The current two-month internet blackout in Iran represents an unprecedented level of state control that differs even from the nation’s previous restrictions. Netblocks has confirmed the extent of this blackout, which is raising concerns among traders regarding the stability of the Iranian regime. Recent trends in the Polymarket contract show that the likelihood of the Iranian government collapsing by June 30 has surged to 50%, an impressive increase from just 8% only a day earlier. This jump of 42.5 percentage points suggests a significant shift in market sentiment, highlighting the fraught political situation in Iran.
Traders are interpreting the internet blackout as a clear indication of vulnerability rather than strength. The Iranian regime appears to be grappling with internal dissent, and the substantial movement in market contracts reflects a growing belief that the ongoing blackout correlates with deeper instability. In fact, the daily trading volume for the regime fall market stands at an impressive $35,587, indicating a level of liquidity that allows for stable pricing despite market fluctuations. However, the contract related to Reza Pahlavi entering Iran by June 30 is much thinner, with only $736 in daily volume, making it more susceptible to significant price changes.

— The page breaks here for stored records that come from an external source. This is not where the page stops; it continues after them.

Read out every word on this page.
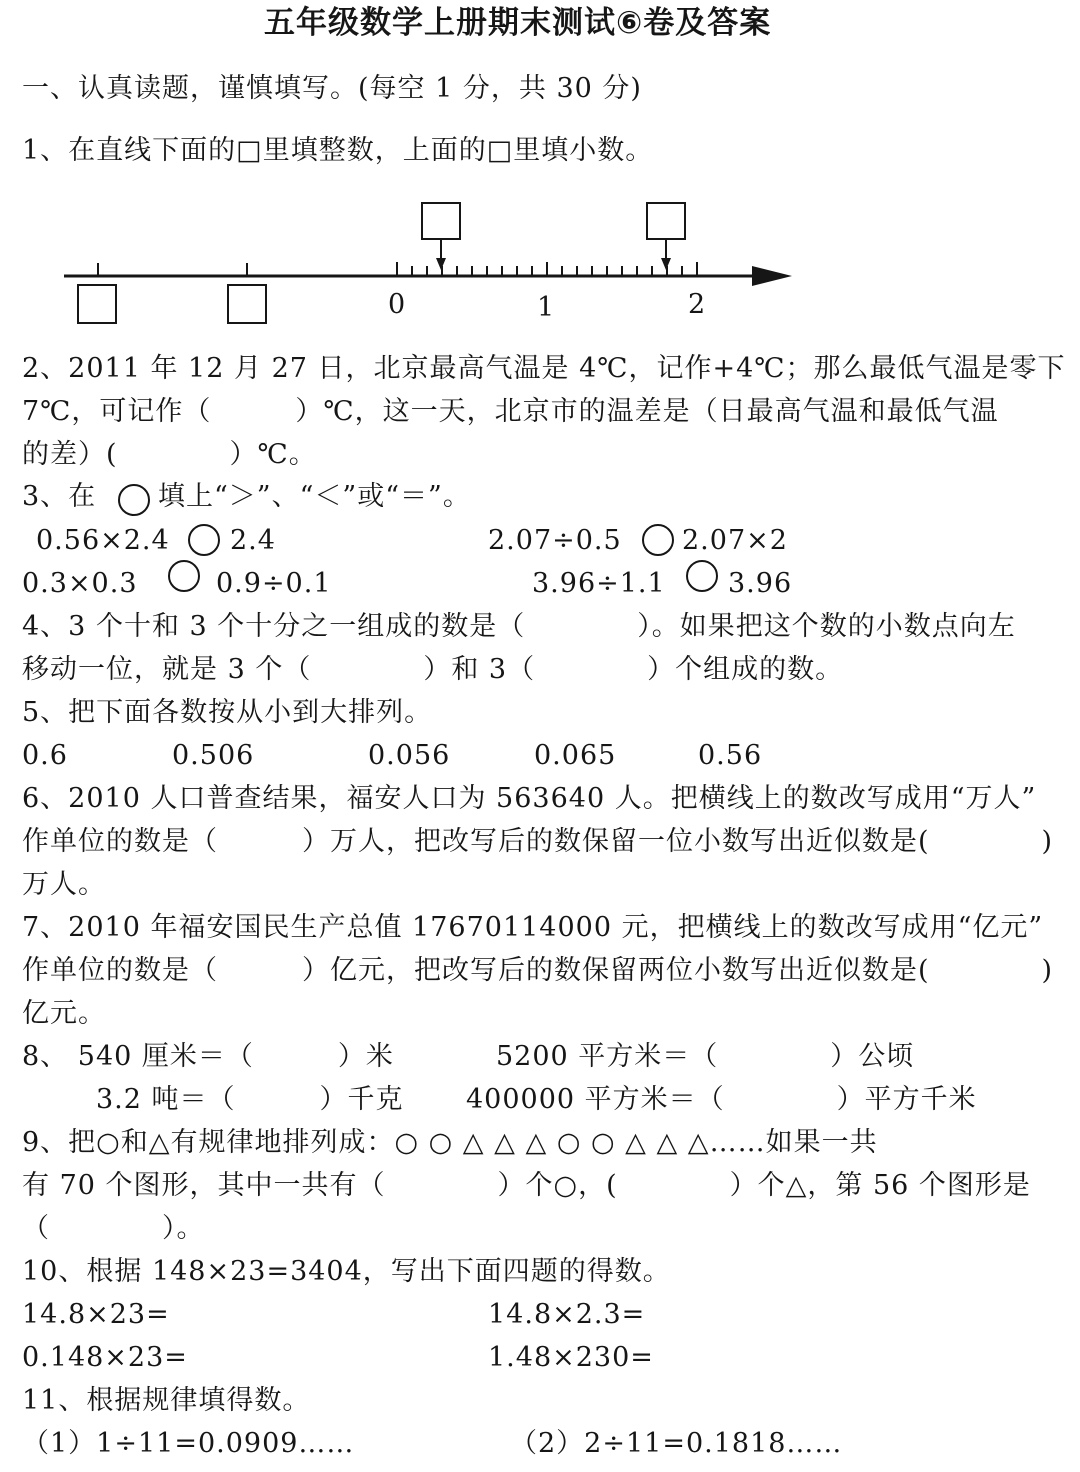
五年级数学上册期末测试⑥卷及答案
一、认真读题，谨慎填写。(每空 1 分，共 30 分)
1、在直线下面的□里填整数，上面的□里填小数。
0	1	2
2、2011 年 12 月 27 日，北京最高气温是 4℃，记作+4℃；那么最低气温是零下
7℃，可记作（　　　）℃，这一天，北京市的温差是（日最高气温和最低气温
的差）(　　　　）℃。
3、在 填上“＞”、“＜”或“＝”。
0.56×2.4 2.4	2.07÷0.5 2.07×2
0.3×0.3	0.9÷0.1	3.96÷1.1 3.96
4、3 个十和 3 个十分之一组成的数是（　　　　）。如果把这个数的小数点向左
移动一位，就是 3 个（　　　　）和 3（　　　　）个组成的数。
5、把下面各数按从小到大排列。
0.6	0.506	0.056	0.065	0.56
6、2010 人口普查结果，福安人口为 563640 人。把横线上的数改写成用“万人”
作单位的数是（　　　）万人，把改写后的数保留一位小数写出近似数是(　　　　)
万人。
7、2010 年福安国民生产总值 17670114000 元，把横线上的数改写成用“亿元”
作单位的数是（　　　）亿元，把改写后的数保留两位小数写出近似数是(　　　　)
亿元。
8、 540 厘米＝（　　　）米	5200 平方米＝（　　　　）公顷
3.2 吨＝（　　　）千克 400000 平方米＝（　　　　）平方千米
9、把○和△有规律地排列成：○ ○ △ △ △ ○ ○ △ △ △……如果一共
有 70 个图形，其中一共有（　　　　）个○，(　　　　）个△，第 56 个图形是
（　　　　）。
10、根据 148×23=3404，写出下面四题的得数。
14.8×23=	14.8×2.3=
0.148×23=	1.48×230=
11、根据规律填得数。
（1）1÷11=0.0909……	（2）2÷11=0.1818……
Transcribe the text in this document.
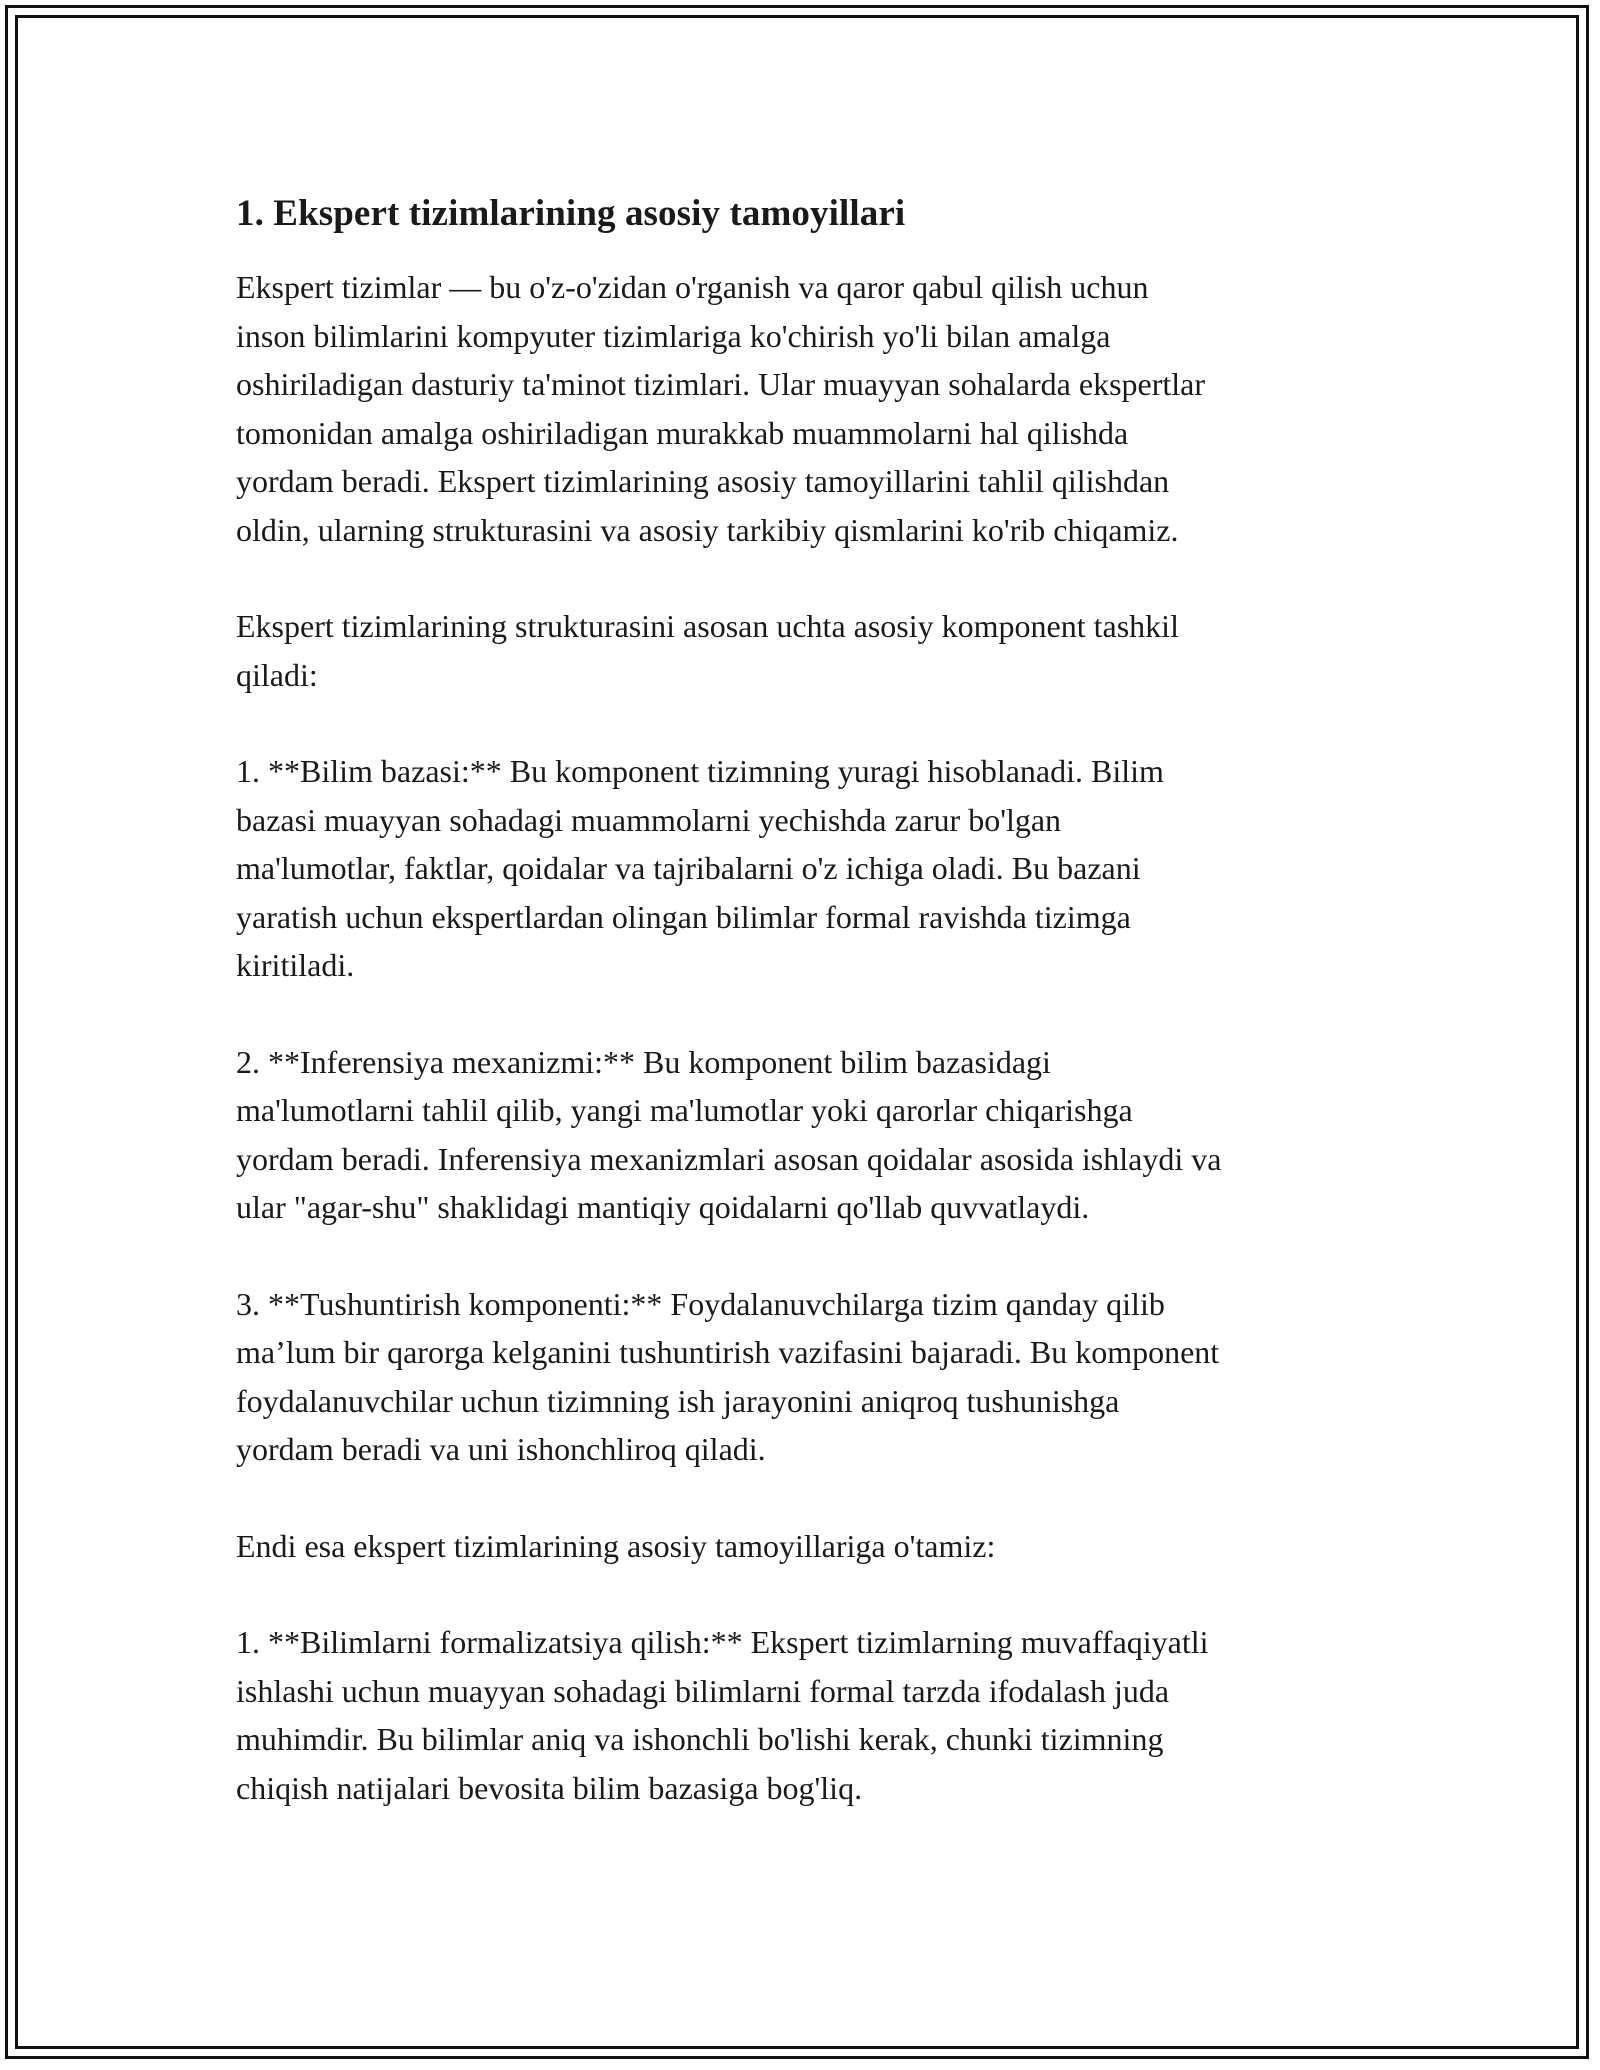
1. Ekspert tizimlarining asosiy tamoyillari

Ekspert tizimlar — bu o'z-o'zidan o'rganish va qaror qabul qilish uchun
inson bilimlarini kompyuter tizimlariga ko'chirish yo'li bilan amalga
oshiriladigan dasturiy ta'minot tizimlari. Ular muayyan sohalarda ekspertlar
tomonidan amalga oshiriladigan murakkab muammolarni hal qilishda
yordam beradi. Ekspert tizimlarining asosiy tamoyillarini tahlil qilishdan
oldin, ularning strukturasini va asosiy tarkibiy qismlarini ko'rib chiqamiz.

Ekspert tizimlarining strukturasini asosan uchta asosiy komponent tashkil
qiladi:

1. **Bilim bazasi:** Bu komponent tizimning yuragi hisoblanadi. Bilim
bazasi muayyan sohadagi muammolarni yechishda zarur bo'lgan
ma'lumotlar, faktlar, qoidalar va tajribalarni o'z ichiga oladi. Bu bazani
yaratish uchun ekspertlardan olingan bilimlar formal ravishda tizimga
kiritiladi.

2. **Inferensiya mexanizmi:** Bu komponent bilim bazasidagi
ma'lumotlarni tahlil qilib, yangi ma'lumotlar yoki qarorlar chiqarishga
yordam beradi. Inferensiya mexanizmlari asosan qoidalar asosida ishlaydi va
ular "agar-shu" shaklidagi mantiqiy qoidalarni qo'llab quvvatlaydi.

3. **Tushuntirish komponenti:** Foydalanuvchilarga tizim qanday qilib
ma’lum bir qarorga kelganini tushuntirish vazifasini bajaradi. Bu komponent
foydalanuvchilar uchun tizimning ish jarayonini aniqroq tushunishga
yordam beradi va uni ishonchliroq qiladi.

Endi esa ekspert tizimlarining asosiy tamoyillariga o'tamiz:

1. **Bilimlarni formalizatsiya qilish:** Ekspert tizimlarning muvaffaqiyatli
ishlashi uchun muayyan sohadagi bilimlarni formal tarzda ifodalash juda
muhimdir. Bu bilimlar aniq va ishonchli bo'lishi kerak, chunki tizimning
chiqish natijalari bevosita bilim bazasiga bog'liq.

As an investor, it is essential to stay informed about potential indicators of change. Factors that could impact the market include defections within the Islamic Revolutionary Guard Corps (IRGC), major protests in key cities, or shifting dynamics in international diplomatic relations. Monitoring these developments will provide clarity on the future trajectory of Iran's political landscape. Notably, the contrast in trading volumes between the regime collapse and Pahlavi entry markets has implication—if the latter begins to attract more capital, it might suggest that investors foresee a specific political transition rather than merely general instability.